The RAND study also reviewed Title
IX compliance at the Department of Health and Human Services,
National Institutes of Health, the U.S. Department of Agriculture
and the National Science Foundation, and found insufficient collection
of Title IX compliance data at those agencies as well. To remedy
this problem, the Wyden amendment would require granting agencies
to establish a database to record information that’s often
not documented on gender, race, scholastic background and areas
of discipline, as well as how much money is requested and awarded
through the grant process.
Wyden, a former chair of the Senate
Subcommittee on Science, Technology and Space, has long been an
advocate for growing the ranks of American women who study and
work in the fields of math and hard science; the government’s
own compliance with Title IX, the Federal law requiring equal
treatment of girls and women at any institution receiving Federal
funding, is a basic building block of ensuring equality in those
fields.

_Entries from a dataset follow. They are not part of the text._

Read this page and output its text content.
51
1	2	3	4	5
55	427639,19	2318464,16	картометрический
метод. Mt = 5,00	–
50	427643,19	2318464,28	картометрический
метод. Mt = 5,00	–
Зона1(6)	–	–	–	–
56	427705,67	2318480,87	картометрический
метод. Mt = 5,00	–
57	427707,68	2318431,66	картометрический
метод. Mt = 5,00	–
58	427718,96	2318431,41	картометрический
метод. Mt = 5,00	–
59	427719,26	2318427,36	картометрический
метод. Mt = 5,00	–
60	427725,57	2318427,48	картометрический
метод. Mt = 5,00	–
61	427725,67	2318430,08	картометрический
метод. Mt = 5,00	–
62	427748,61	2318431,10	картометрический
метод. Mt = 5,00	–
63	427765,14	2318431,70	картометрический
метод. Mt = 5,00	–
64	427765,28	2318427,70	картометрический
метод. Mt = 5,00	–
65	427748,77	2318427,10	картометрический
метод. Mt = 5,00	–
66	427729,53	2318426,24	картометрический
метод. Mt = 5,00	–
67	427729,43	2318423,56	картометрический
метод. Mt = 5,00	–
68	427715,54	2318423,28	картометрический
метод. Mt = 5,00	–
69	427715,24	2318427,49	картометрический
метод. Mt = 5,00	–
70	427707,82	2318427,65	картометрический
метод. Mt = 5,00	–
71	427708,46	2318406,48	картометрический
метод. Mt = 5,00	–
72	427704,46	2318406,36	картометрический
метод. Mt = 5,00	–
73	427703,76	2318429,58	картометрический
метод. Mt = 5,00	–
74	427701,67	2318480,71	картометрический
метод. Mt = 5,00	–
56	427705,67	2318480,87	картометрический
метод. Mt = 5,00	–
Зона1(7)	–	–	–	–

A GAO report requested by Wyden and U.S. Senator Barbara
Boxer (D-Calif.) found that only the Department of Education had
conducted any compliance reviews in recent years to ensure enforcement
of Title IX; earlier this year Wyden received a commitment from
U.S. Secretary of Education Margaret Spellings to help increase
Title IX compliance reviews at NASA, the Department of Energy
and the NSF, and to work with Congress to increase national awareness
of the issue.
Consideration of the CSJ appropriations
bill and the Wyden amendment continued in the Senate today.